Mais très vite, la maladie a croisé sa route. Maladie aux traitements bien éprouvants. Cette grosse épreuve, elle l’a traversée égale à elle-même, unie profondément à Celui à qui elle avait tout donné.  Mais cela ne veut pas dire un chemin facile. Car un soir la sœur infirmière entendit parler dans la chambre de sœur Marie-Edmée. Elle a frappé et est entrée. Il n’y avait personne que sœur Marie-Edmée. Devant le regard interrogatif de la sœur infirmière, celle-ci répondit : « je dis mon malheur ». Oui, dire « son malheur » tout haut, cela la soulageait. Ce qui prouve un rude combat. Et pourtant, dans la journée, elle accueillait toujours ses sœurs avec un bon sourire, presque joyeuse. Le 15 mai 2023, elle quittait  ce monde pour aller vers le Père des Lumière. Sa vie ? Une vie offerte, donnée sans retour. On peut dire qu’elle a mené le bon combat. Rude chemin que le sien. Secret, entre elle et son Dieu.

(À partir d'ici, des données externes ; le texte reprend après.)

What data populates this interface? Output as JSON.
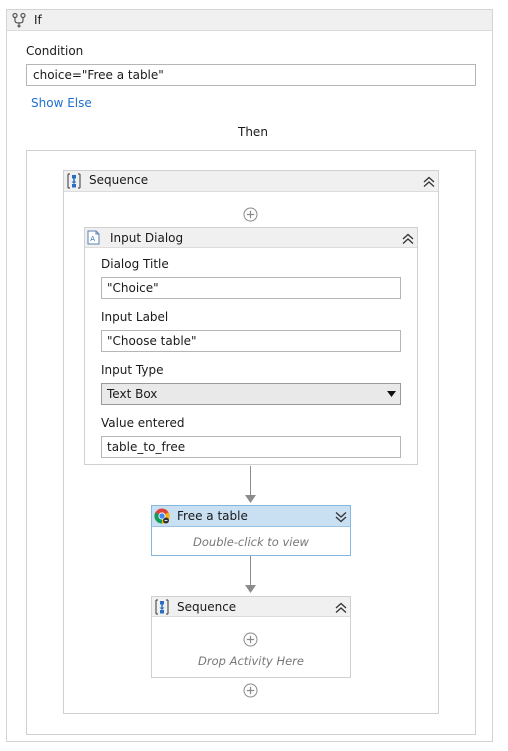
{
  "if_activity": {
    "title": "If",
    "condition_label": "Condition",
    "condition_value": "choice=\"Free a table\"",
    "show_else_link": "Show Else",
    "then_label": "Then"
  },
  "outer_sequence": {
    "title": "Sequence"
  },
  "input_dialog": {
    "title": "Input Dialog",
    "dialog_title_label": "Dialog Title",
    "dialog_title_value": "\"Choice\"",
    "input_label_label": "Input Label",
    "input_label_value": "\"Choose table\"",
    "input_type_label": "Input Type",
    "input_type_selected": "Text Box",
    "value_entered_label": "Value entered",
    "value_entered_value": "table_to_free"
  },
  "free_a_table": {
    "title": "Free a table",
    "hint": "Double-click to view"
  },
  "inner_sequence": {
    "title": "Sequence",
    "hint": "Drop Activity Here"
  },
  "icons": {
    "if": "if-branch-icon",
    "sequence": "sequence-icon",
    "input_dialog": "input-dialog-icon",
    "free_a_table": "chrome-browser-icon",
    "collapse": "double-chevron-up-icon",
    "expand": "double-chevron-down-icon",
    "add": "add-circle-icon",
    "dropdown": "dropdown-arrow-icon"
  },
  "colors": {
    "link": "#1f6fd1",
    "header_bg": "#f0f0f0",
    "selected_header_bg": "#c9dff2",
    "selected_border": "#86b7df",
    "sequence_icon_blue": "#2a6fbf"
  }
}
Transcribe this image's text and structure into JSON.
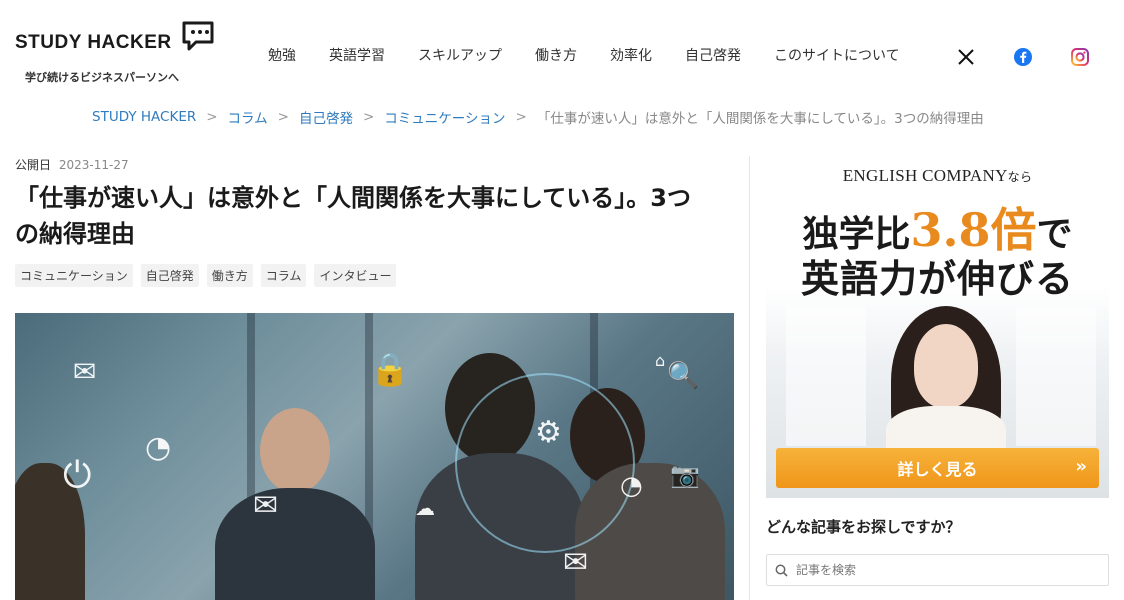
{
  "header": {
    "logo": "STUDY HACKER",
    "tagline": "学び続けるビジネスパーソンへ",
    "nav": [
      "勉強",
      "英語学習",
      "スキルアップ",
      "働き方",
      "効率化",
      "自己啓発",
      "このサイトについて"
    ],
    "social": [
      {
        "name": "x-icon",
        "glyph": "𝕏",
        "color": "#000000"
      },
      {
        "name": "facebook-icon",
        "glyph": "f",
        "color": "#1877f2"
      },
      {
        "name": "instagram-icon",
        "glyph": "◎",
        "color": "#d6249f"
      }
    ]
  },
  "breadcrumb": {
    "items": [
      "STUDY HACKER",
      "コラム",
      "自己啓発",
      "コミュニケーション"
    ],
    "separator": ">",
    "current": "「仕事が速い人」は意外と「人間関係を大事にしている」。3つの納得理由"
  },
  "article": {
    "published_label": "公開日",
    "published_date": "2023-11-27",
    "title": "「仕事が速い人」は意外と「人間関係を大事にしている」。3つの納得理由",
    "tags": [
      "コミュニケーション",
      "自己啓発",
      "働き方",
      "コラム",
      "インタビュー"
    ],
    "hero_icons": [
      "✉",
      "🔒",
      "⏻",
      "◔",
      "⚙",
      "✉",
      "🔍",
      "📷",
      "◔",
      "✉",
      "⌂",
      "☁"
    ]
  },
  "sidebar": {
    "ad": {
      "brand": "ENGLISH COMPANY",
      "brand_suffix": "なら",
      "line1_pre": "独学比",
      "line1_accent": "3.8倍",
      "line1_post": "で",
      "line2": "英語力が伸びる",
      "button_label": "詳しく見る",
      "button_chevron": "»"
    },
    "search": {
      "heading": "どんな記事をお探しですか？",
      "placeholder": "記事を検索"
    }
  },
  "colors": {
    "link": "#2f7bbf",
    "accent": "#e98a1e",
    "button": "#ef961a"
  }
}
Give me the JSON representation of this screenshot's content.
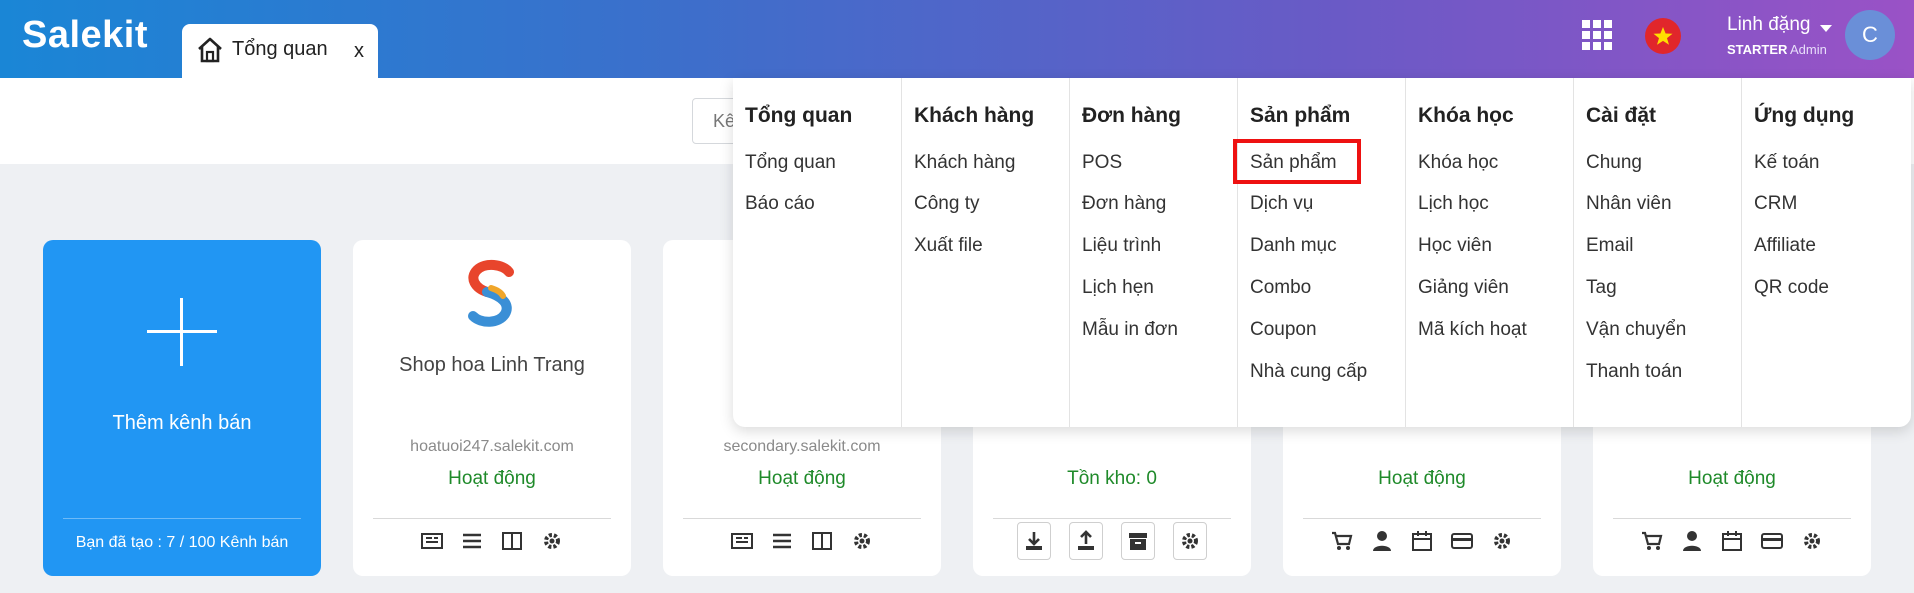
{
  "app": {
    "logo": "Salekit"
  },
  "tabs": [
    {
      "label": "Tổng quan",
      "close": "x"
    }
  ],
  "user": {
    "name": "Linh đặng",
    "plan": "STARTER",
    "role": "Admin",
    "avatar_letter": "C"
  },
  "search": {
    "placeholder": "Kê"
  },
  "add_card": {
    "label": "Thêm kênh bán",
    "count": "Bạn đã tạo : 7 / 100 Kênh bán"
  },
  "cards": [
    {
      "title": "Shop hoa Linh Trang",
      "url": "hoatuoi247.salekit.com",
      "status": "Hoạt động"
    },
    {
      "title": "",
      "url": "secondary.salekit.com",
      "status": "Hoạt động"
    },
    {
      "title": "",
      "url": "",
      "status": "Tồn kho: 0"
    },
    {
      "title": "",
      "url": "",
      "status": "Hoạt động"
    },
    {
      "title": "",
      "url": "",
      "status": "Hoạt động"
    }
  ],
  "menu": {
    "columns": [
      {
        "title": "Tổng quan",
        "items": [
          "Tổng quan",
          "Báo cáo"
        ]
      },
      {
        "title": "Khách hàng",
        "items": [
          "Khách hàng",
          "Công ty",
          "Xuất file"
        ]
      },
      {
        "title": "Đơn hàng",
        "items": [
          "POS",
          "Đơn hàng",
          "Liệu trình",
          "Lịch hẹn",
          "Mẫu in đơn"
        ]
      },
      {
        "title": "Sản phẩm",
        "items": [
          "Sản phẩm",
          "Dịch vụ",
          "Danh mục",
          "Combo",
          "Coupon",
          "Nhà cung cấp"
        ]
      },
      {
        "title": "Khóa học",
        "items": [
          "Khóa học",
          "Lịch học",
          "Học viên",
          "Giảng viên",
          "Mã kích hoạt"
        ]
      },
      {
        "title": "Cài đặt",
        "items": [
          "Chung",
          "Nhân viên",
          "Email",
          "Tag",
          "Vận chuyển",
          "Thanh toán"
        ]
      },
      {
        "title": "Ứng dụng",
        "items": [
          "Kế toán",
          "CRM",
          "Affiliate",
          "QR code"
        ]
      }
    ]
  },
  "colors": {
    "accent_blue": "#2196f3",
    "status_green": "#1f8a2a",
    "highlight_red": "#e11111"
  },
  "icons": [
    "grid-icon",
    "vn-flag-icon",
    "home-icon"
  ]
}
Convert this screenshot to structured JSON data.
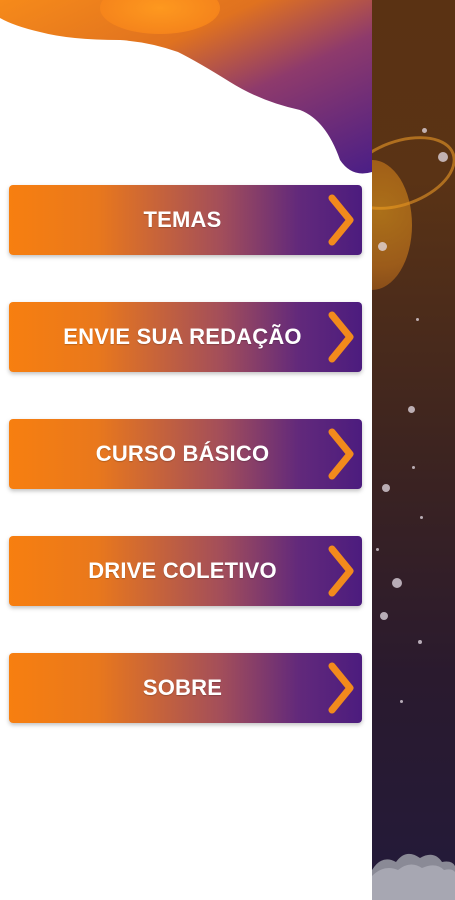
{
  "drawer": {
    "menu_items": [
      {
        "label": "TEMAS",
        "icon": "chevron-right-icon"
      },
      {
        "label": "ENVIE SUA REDAÇÃO",
        "icon": "chevron-right-icon"
      },
      {
        "label": "CURSO BÁSICO",
        "icon": "chevron-right-icon"
      },
      {
        "label": "DRIVE COLETIVO",
        "icon": "chevron-right-icon"
      },
      {
        "label": "SOBRE",
        "icon": "chevron-right-icon"
      }
    ]
  },
  "colors": {
    "accent_orange": "#f77f10",
    "accent_purple": "#4c1c7e",
    "chevron": "#f28a1c",
    "background_dark": "#2a1a2e"
  }
}
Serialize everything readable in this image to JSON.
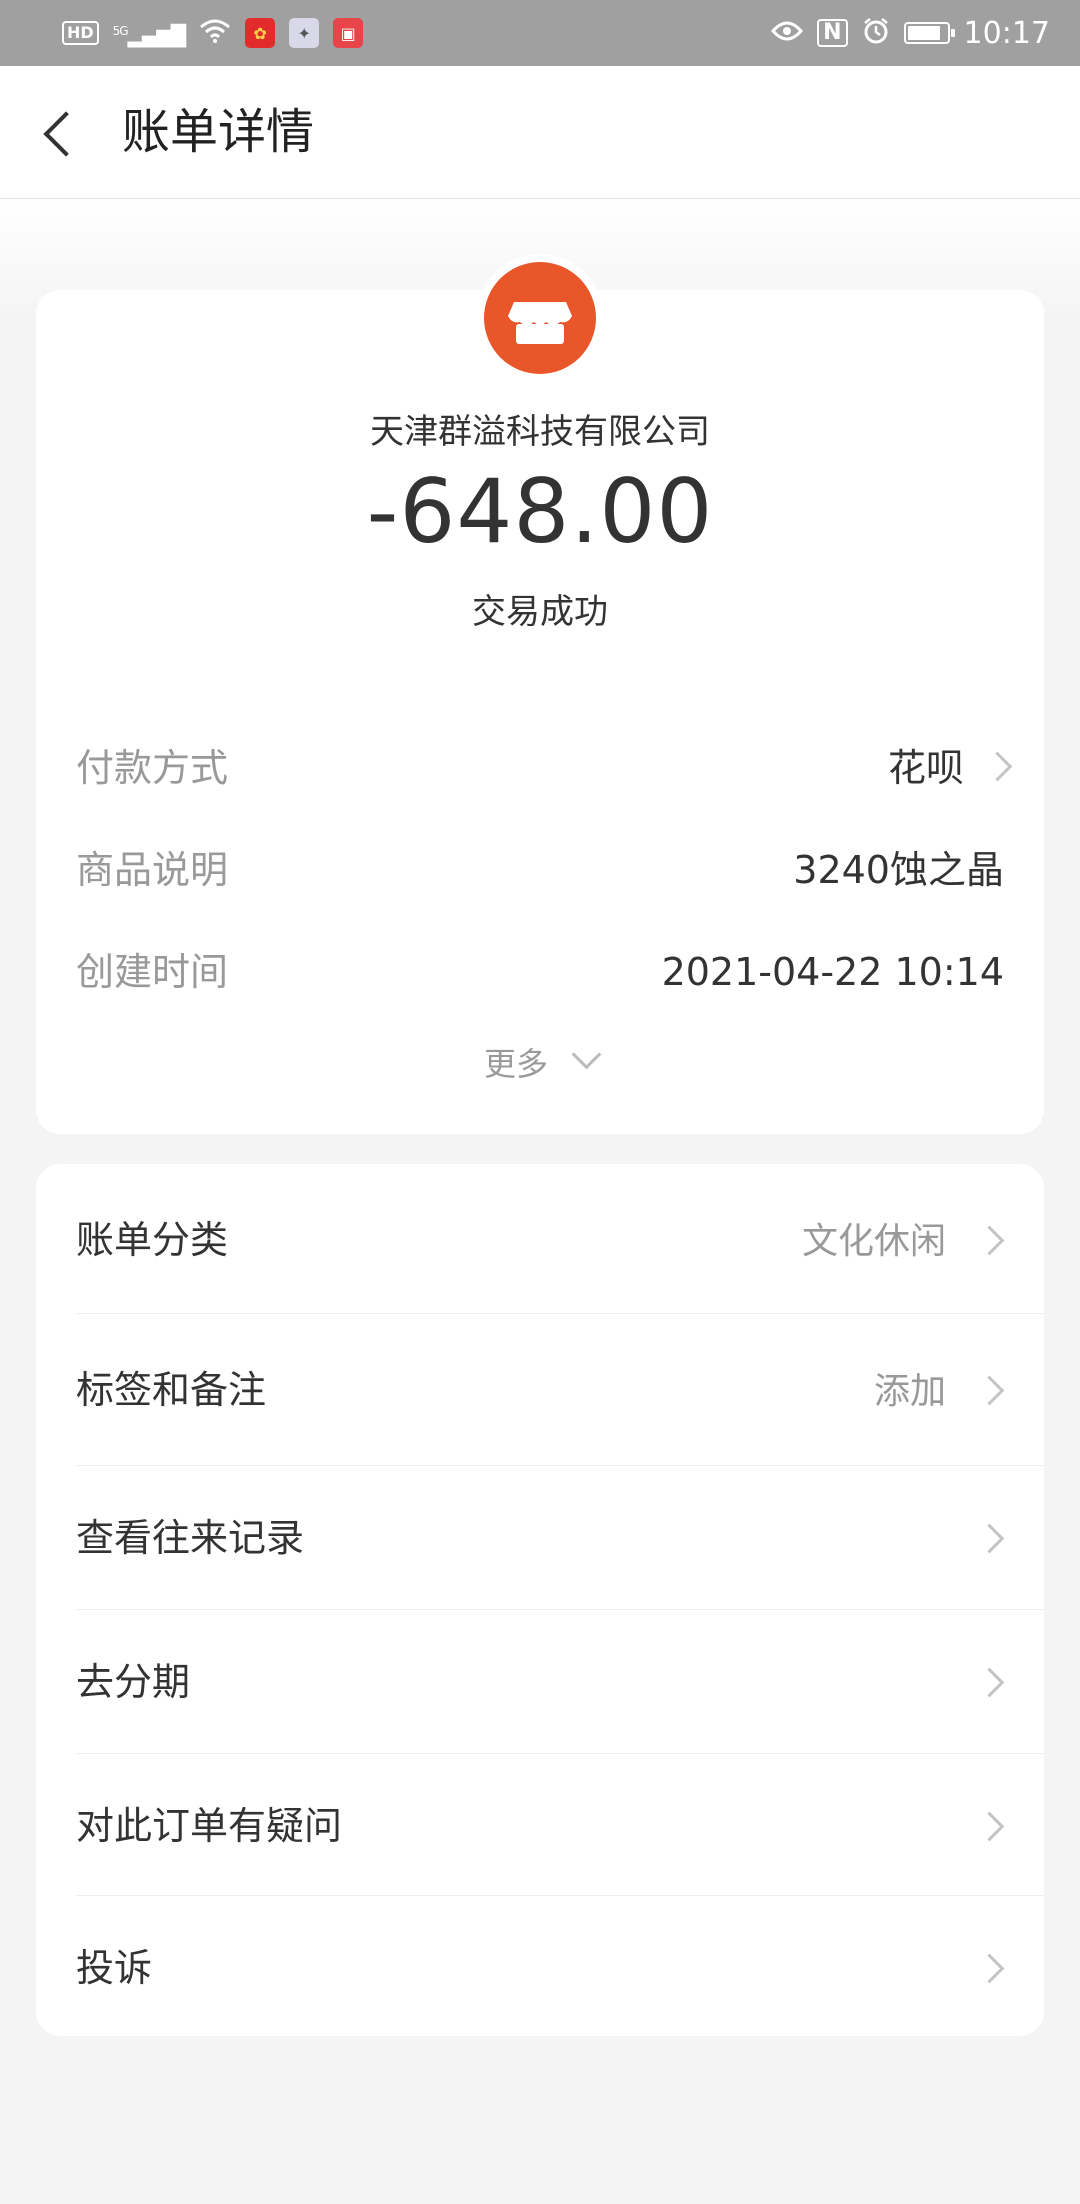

Frédéric, de la Fraternité Annonciade Chemin de Paix, lui avait offert une croix faites de ses mains. Elle l’avait accrochée dans son lieu de travail : «C’est une belle croix chargée de prière, lui écrivait-elle pour le remercier. Elle rayonne une présence vivante qui ouvre à  l’espérance dans un élan d’amour. Le geste de victoire du Christ nous entraîne déjà vers la Résurrection en dépassant toutes nos morts par la joie de vivre. C’est un peu comme une icône qui nous demande d’aller plus loin, toujours plus loin dans le Cœur de Jésus. Merci pour ce cadeau qui m’accompagne dans mon travail. »

Témoignage de Frédéric

« La première fois que j’ai fait connaissance avec Sœur Marie-Edmée, c’était par l’intermédiaire de sœur Marie-Claire. Elle me demandait une croix pour son atelier de travail. Elle voulait une croix « ouverte sur le Ciel ». Puis nous nous sommes revus pour une croix similaire pour sa cellule. Elle l’a  voulait « grande, ouverte vers le Ciel, et visible de son lit ». Nos regards se croisaient temps en temps. Par son sourire et son pouce en l’air, elle me faisait savoir que la croix pour sa cellule était à son goût. Puis, je lui ai fait une troisième croix. Elle était alitée. Je sentais au plus profond de mon âme que c’était la croix qu’il lui fallait. C’est une petite croix. Le corps du Christ est de couleur clair naturel, un peu verdâtre,  couleur de l’Esprit-Saint et de l’espérance. Il a les bras élevés vers le Ciel, les paumes (légèrement taillées) vers le Haut. La parole que je recevais avec cette croix est celle-ci : « Entre tes mains, je remets mon esprit ». Abandon. Le Seigneur a donné. Le Seigneur a repris. Que le Nom du Seigneur soit béni ! Nous sommes dans les mains du Seigneur, et il est bonté ! »

Oui, le Seigneur nous a donné sœur Marie-Edmée et aujourd’hui, elle est partie vers Lui, la Source de tout Amour. Pour sa vie de Petite Sœur de Marie Mère du Rédempteur et pour sa vie d’Annonciade : Magnificat.